Competition For Biddable Mobile Inventory Triples, Interest In Private Exchanges Rises

Competition for mobile advertising space available for real-time bidding (RTB) has increased in a major way this year. Bid density, or the number of bids per impression in an exchange-based marketplace, has shot up more than 200% in 2013. Similarly, bid volumes have grown more than 500% since January.

The data comes from the Nexage Analytics Report, which was released today. As a result of a swell in demand, the portion of money traded via RTB on the Nexage mobile exchange has grown from 26% in January 2013 to more than 60% as of October 2013. In the early months of 2012, RTB-traded inventory accounted for 13% of the money flowing through the exchange.

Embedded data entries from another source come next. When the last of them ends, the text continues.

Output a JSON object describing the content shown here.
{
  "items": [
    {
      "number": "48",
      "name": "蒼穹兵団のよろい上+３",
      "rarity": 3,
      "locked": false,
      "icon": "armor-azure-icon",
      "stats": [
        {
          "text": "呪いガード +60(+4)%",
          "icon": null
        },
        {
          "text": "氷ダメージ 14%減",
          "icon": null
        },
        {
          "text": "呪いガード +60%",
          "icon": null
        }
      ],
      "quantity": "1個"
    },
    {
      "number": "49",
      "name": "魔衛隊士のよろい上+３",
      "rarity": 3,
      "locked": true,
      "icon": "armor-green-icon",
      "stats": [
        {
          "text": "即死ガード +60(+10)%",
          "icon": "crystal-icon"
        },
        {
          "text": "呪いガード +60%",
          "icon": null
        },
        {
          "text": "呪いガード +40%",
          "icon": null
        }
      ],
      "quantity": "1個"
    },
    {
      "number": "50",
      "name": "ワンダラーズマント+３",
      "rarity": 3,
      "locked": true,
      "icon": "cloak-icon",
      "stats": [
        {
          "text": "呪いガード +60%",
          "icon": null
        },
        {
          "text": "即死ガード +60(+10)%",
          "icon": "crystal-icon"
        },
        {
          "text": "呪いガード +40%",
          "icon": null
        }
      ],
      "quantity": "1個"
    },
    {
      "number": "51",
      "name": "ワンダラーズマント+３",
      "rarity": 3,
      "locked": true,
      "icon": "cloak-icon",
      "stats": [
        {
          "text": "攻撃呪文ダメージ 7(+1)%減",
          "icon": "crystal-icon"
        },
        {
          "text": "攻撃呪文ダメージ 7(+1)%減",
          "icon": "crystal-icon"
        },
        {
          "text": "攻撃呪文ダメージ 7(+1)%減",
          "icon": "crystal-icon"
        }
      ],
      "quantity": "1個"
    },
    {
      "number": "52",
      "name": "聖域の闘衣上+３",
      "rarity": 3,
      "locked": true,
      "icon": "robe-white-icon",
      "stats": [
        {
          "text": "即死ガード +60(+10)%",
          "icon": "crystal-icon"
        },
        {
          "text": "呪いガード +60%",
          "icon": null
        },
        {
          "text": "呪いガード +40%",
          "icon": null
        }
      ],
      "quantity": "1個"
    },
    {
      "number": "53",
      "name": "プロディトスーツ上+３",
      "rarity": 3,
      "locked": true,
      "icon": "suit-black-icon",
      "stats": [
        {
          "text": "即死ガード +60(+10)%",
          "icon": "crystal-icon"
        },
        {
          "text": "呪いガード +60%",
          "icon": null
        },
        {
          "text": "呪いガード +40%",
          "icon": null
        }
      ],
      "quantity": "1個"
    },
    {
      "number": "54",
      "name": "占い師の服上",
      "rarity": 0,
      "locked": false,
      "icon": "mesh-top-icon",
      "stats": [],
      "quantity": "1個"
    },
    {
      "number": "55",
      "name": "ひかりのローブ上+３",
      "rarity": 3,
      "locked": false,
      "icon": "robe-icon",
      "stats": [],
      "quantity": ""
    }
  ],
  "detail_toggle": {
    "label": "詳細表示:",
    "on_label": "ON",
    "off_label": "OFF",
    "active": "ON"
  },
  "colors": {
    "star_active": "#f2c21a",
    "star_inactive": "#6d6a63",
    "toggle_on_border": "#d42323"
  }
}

In July, Nexage reported a milestone -- that over 50% of the money traded on their mobile ad exchange was via RTB. The data released today proves that number has and is expected to continue rising. In July, Victor Milligan, Nexage's CMO, admitted the company "expected to have fast growth" in terms of RTB use, but that "it's fair to say this has exceeded expectations."

The company says bid volume growth (515%) exceeded the bid density growth (215%) because of "sharp growth in ad requests" via RTB. Julia Casale, Casale Media's chief marketing officer, recentlyexplained bid density to RTM Daily as such:"Less brands bidding equals lower bid density. Bid density is an excellent indicator of demand. We’ve found that increases in bid density correlate to more demand and, in turn, to higher clear prices." Clear price is the price the winning bidder pays for an ad.

The Nexage report also notes an "extraordinary and diverse" group of RTB-enabled buyers, including "online demand-side platforms (DSPs), mobile DSPs and ad networks that have transitions to RTB." Of note is the number of ad networks that have transitioned to RTB; the vast majority that have done so did it after June 2013.

Nexage says the results reveal several trends, including a "tremendous increase in supply available through RTB." In a similar vein, the report suggests interest in private exchanges has taken off, which makes sense, because private exchanges were more or less created to get publishers more comfortable with automated trading.

Nexage says revenue from their private exchanges grew 569% in the third quarter, citing CPM growth of more than 140%. The company notes both figures (revenue and CPM) are still growing in Q4.

Even with the meteoric rise in mobile RTB and the spreading adoption of mobile private exchanges, Nexage anticipates more. "We expect RTB share of spend to continue to grow as buyers expand their businesses and agencies move more money to programmatic budgets," the company predicts.